In the letter, the bishops said that they “firmly support” the plan of the bill to end the “taxpayers subsidy to the main abortion providers and ‘gender transition’ as Planned Parenthood”, and the support of the bill to the “election of parents in education”.
The bishops also expressed their agreement with “the inclusion of a charitable deduction ‘above the line’ of $ 1,000 in the Senate bill,” and said it is “a very positive step in the right direction.”
However, bishops do not support the cuts to Medicaid and the supplementary nutritional assistance program (SNAP). They urged the senators to protect these programs, adding that “the changes to Snap will make millions of people go hungry.”
The bishops also disagree with “the unprecedented increase in financing for the application of the immigration and detention law”, which, they said, “would disproportionately affect immigrant families and mixed status with strong ties with US communities.”
They added that the cuts “to the incentives of clean energy and the repeal of environmental programs and loans for energy efficiency… will lead to an increase in pollution that damages children already not born, suffocates economic opportunities and decreases resilience in the face of extreme climate”.

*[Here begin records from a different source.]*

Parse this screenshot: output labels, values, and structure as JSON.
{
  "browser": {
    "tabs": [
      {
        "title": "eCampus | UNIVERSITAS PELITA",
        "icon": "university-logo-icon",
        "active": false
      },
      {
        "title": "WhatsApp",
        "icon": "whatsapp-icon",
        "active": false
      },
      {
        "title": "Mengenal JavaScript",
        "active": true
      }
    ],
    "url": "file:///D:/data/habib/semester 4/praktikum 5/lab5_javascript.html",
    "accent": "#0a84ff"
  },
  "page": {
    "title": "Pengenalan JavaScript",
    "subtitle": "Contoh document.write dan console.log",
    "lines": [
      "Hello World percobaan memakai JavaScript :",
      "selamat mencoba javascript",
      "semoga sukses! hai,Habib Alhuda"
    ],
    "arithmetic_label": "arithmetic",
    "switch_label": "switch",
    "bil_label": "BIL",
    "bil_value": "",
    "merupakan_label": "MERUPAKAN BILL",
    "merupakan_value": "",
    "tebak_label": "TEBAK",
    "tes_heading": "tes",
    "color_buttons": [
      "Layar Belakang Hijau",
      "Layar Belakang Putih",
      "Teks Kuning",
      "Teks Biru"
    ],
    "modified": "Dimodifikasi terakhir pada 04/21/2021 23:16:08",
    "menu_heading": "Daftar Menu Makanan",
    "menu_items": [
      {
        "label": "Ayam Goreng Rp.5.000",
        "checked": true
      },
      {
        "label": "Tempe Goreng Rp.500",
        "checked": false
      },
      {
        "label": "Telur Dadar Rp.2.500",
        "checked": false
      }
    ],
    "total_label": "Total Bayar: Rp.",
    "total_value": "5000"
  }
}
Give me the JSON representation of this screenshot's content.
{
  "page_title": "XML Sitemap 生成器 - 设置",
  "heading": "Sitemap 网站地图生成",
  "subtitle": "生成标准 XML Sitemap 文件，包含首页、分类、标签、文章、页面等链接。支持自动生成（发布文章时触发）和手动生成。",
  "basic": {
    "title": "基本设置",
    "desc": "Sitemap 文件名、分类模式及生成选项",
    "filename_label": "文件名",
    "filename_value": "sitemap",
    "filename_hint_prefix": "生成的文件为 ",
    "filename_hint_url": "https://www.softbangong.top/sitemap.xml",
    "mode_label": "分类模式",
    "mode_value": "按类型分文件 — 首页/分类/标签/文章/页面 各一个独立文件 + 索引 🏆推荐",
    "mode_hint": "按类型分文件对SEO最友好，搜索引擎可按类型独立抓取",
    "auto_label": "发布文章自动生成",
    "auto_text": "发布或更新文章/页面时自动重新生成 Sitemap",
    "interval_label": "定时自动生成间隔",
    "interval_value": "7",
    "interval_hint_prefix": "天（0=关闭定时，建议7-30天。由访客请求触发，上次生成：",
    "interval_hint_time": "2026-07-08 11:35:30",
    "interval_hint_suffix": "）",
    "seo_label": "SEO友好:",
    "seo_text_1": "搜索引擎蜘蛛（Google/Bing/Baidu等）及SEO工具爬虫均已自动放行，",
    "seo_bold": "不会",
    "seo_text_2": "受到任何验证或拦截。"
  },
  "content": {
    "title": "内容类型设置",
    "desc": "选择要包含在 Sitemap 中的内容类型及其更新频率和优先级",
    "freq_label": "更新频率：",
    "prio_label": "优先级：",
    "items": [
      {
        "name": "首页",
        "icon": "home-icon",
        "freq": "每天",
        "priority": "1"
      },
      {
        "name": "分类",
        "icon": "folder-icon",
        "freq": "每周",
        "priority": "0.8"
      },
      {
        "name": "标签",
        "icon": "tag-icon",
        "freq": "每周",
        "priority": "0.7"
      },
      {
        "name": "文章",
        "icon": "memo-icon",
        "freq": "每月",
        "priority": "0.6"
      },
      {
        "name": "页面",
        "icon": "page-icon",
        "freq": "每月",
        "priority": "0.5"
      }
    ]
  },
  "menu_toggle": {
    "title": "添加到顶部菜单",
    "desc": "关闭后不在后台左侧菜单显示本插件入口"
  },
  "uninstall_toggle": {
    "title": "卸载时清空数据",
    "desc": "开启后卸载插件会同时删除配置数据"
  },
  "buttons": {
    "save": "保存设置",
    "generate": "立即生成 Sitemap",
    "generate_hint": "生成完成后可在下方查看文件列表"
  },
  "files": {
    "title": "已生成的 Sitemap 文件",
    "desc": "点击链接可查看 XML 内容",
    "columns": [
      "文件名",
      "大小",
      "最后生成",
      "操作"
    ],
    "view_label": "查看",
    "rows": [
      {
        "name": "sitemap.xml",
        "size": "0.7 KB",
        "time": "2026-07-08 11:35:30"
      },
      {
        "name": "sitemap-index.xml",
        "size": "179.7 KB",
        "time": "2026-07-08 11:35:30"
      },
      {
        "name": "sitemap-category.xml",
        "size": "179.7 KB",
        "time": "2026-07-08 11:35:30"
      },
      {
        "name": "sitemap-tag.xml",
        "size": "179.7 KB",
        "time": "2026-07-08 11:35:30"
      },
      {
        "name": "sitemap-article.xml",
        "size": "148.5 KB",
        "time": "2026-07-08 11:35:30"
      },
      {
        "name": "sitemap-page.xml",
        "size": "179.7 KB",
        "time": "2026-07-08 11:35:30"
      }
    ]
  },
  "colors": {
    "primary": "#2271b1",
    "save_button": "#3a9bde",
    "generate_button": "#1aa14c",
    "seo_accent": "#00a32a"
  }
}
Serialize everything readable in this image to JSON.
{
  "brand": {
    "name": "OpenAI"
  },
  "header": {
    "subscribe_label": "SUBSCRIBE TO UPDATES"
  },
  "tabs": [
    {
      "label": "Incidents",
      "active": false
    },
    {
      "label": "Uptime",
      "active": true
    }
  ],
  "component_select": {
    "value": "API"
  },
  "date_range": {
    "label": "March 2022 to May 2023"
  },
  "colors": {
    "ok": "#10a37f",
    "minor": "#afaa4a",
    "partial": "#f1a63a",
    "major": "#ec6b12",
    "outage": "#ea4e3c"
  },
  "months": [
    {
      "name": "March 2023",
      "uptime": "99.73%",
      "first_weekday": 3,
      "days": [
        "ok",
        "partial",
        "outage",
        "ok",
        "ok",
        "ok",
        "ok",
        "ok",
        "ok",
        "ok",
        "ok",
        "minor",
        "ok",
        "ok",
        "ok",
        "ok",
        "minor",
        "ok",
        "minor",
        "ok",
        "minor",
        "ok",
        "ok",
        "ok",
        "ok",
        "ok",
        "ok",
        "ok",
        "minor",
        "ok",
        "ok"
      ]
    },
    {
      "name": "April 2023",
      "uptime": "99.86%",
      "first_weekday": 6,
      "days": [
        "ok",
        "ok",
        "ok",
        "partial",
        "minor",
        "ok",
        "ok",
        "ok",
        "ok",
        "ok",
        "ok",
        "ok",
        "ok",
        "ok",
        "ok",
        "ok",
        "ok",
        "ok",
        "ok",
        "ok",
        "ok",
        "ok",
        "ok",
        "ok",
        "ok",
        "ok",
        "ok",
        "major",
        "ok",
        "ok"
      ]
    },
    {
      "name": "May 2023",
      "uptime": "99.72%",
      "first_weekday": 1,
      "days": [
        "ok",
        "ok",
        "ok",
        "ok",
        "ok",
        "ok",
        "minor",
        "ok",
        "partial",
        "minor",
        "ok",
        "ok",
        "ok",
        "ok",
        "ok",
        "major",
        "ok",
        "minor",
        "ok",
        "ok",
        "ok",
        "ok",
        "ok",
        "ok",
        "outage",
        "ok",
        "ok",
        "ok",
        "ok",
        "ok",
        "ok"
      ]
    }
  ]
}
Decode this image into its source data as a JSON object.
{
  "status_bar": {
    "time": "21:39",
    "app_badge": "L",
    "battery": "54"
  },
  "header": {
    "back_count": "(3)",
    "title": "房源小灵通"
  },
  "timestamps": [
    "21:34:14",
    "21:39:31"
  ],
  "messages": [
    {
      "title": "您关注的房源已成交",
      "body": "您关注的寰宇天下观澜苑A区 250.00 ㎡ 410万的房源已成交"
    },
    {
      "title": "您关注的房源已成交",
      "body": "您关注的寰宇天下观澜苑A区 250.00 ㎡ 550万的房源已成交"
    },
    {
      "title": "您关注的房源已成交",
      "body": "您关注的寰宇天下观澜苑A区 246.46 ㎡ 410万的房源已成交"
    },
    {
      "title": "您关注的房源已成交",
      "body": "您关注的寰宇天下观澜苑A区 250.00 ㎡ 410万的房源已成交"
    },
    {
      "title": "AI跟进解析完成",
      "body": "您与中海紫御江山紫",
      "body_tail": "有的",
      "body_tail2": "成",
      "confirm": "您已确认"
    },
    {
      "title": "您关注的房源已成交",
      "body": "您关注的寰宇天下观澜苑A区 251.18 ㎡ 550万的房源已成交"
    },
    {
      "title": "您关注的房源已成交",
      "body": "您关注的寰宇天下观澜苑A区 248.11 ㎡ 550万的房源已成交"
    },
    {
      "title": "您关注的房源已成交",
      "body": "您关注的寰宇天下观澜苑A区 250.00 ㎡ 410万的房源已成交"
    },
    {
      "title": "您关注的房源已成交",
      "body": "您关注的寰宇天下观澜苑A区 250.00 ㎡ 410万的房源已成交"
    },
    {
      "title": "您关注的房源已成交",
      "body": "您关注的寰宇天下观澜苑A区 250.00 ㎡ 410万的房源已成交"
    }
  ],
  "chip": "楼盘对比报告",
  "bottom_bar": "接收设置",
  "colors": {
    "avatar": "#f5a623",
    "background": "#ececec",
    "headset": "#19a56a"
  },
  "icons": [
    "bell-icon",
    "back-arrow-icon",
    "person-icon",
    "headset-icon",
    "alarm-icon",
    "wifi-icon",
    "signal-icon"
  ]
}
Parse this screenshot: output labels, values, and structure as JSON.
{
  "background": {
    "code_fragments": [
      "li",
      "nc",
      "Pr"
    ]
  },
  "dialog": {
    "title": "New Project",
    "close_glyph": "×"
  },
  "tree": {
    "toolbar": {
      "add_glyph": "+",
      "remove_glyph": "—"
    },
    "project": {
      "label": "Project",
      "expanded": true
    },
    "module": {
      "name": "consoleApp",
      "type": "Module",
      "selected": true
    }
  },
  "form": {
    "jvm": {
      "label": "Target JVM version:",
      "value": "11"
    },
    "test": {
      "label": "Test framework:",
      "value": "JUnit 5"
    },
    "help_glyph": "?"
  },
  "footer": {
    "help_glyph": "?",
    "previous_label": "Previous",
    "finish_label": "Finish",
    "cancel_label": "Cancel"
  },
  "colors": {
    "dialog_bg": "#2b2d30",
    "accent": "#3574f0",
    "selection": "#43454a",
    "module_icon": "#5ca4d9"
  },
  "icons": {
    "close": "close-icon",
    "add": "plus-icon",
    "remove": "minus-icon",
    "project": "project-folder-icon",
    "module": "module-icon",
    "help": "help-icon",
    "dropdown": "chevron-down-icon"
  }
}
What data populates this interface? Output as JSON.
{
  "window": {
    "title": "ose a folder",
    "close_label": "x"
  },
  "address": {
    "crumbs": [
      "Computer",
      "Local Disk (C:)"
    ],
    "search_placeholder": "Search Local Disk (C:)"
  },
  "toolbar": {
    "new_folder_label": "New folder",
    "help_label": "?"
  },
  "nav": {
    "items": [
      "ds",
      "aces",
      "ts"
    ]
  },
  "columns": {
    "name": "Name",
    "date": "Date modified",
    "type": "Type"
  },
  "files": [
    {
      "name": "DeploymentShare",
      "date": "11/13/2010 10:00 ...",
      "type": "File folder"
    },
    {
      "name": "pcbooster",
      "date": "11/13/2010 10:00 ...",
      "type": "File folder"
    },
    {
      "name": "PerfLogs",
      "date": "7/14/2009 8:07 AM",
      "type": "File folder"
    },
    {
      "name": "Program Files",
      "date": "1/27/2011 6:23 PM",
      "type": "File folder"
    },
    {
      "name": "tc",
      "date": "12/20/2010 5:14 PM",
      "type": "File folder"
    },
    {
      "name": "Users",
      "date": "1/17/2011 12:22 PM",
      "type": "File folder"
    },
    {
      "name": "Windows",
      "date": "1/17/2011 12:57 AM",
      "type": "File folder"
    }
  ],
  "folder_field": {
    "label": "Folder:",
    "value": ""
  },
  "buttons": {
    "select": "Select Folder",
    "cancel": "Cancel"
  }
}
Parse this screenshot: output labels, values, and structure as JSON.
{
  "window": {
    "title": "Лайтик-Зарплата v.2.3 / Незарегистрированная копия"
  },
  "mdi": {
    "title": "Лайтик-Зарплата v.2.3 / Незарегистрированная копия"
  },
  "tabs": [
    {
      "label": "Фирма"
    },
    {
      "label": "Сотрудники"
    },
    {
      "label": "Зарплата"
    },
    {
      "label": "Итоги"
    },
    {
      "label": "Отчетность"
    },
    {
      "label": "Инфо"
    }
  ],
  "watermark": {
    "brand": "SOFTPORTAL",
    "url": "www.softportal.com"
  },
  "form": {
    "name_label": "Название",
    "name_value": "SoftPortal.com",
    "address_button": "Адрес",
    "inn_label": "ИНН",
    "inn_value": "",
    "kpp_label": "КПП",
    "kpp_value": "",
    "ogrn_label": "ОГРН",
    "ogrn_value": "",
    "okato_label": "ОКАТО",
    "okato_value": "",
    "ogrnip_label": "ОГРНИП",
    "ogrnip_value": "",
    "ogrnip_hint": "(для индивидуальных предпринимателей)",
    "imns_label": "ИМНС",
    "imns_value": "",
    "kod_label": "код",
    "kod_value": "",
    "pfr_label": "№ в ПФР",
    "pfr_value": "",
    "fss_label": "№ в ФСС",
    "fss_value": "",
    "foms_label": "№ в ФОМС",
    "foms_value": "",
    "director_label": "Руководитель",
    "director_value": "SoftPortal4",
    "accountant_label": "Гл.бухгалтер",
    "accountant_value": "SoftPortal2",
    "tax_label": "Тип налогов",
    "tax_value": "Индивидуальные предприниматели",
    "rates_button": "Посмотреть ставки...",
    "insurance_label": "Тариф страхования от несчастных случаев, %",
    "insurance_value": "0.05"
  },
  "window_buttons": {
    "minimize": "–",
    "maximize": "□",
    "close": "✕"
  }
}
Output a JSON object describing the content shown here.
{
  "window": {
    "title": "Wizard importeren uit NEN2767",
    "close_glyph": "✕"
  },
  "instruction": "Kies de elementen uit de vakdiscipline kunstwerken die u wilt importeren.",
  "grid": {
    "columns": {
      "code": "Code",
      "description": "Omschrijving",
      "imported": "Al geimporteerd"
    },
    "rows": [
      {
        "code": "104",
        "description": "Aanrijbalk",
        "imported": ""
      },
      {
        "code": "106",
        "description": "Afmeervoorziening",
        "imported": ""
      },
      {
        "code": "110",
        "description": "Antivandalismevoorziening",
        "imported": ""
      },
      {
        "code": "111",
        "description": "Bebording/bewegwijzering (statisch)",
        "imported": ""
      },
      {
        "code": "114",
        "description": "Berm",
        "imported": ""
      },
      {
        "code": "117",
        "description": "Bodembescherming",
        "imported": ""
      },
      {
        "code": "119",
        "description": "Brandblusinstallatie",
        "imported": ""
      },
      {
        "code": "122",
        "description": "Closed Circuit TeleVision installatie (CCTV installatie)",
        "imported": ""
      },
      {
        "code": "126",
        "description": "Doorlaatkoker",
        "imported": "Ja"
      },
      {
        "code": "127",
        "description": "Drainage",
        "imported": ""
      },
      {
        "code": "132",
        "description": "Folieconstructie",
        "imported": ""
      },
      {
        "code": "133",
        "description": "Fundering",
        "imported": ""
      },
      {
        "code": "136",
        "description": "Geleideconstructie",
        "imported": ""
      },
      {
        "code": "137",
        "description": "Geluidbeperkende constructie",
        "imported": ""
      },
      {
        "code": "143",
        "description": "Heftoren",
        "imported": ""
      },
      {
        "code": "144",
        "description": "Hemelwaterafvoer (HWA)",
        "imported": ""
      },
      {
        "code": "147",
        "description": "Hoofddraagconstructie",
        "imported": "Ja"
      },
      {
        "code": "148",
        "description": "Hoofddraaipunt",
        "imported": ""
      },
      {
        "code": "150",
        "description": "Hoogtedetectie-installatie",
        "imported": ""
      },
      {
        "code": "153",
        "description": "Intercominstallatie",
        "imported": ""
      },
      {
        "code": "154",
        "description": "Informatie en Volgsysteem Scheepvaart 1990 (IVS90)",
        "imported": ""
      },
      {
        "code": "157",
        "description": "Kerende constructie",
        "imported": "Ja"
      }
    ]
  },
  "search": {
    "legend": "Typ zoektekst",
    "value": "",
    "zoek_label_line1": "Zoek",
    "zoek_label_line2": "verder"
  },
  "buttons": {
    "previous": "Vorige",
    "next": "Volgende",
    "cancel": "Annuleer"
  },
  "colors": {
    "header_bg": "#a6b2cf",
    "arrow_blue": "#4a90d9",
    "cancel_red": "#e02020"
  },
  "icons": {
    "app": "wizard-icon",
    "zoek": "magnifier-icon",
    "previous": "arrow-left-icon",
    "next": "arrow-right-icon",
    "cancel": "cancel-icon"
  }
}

In accordance with the letter, Broglio said that the bill “provides tax exemptions for some while undergoing the Social Security Network for others through important cuts to nutritional assistance and Medicaid.”
“It does not protect families and children by promoting a approach only to application of the law in immigration and eroding access to legal protections,” he said. “It damages the creation of God and future generations through cuts to clean energy incentives and environmental programs.”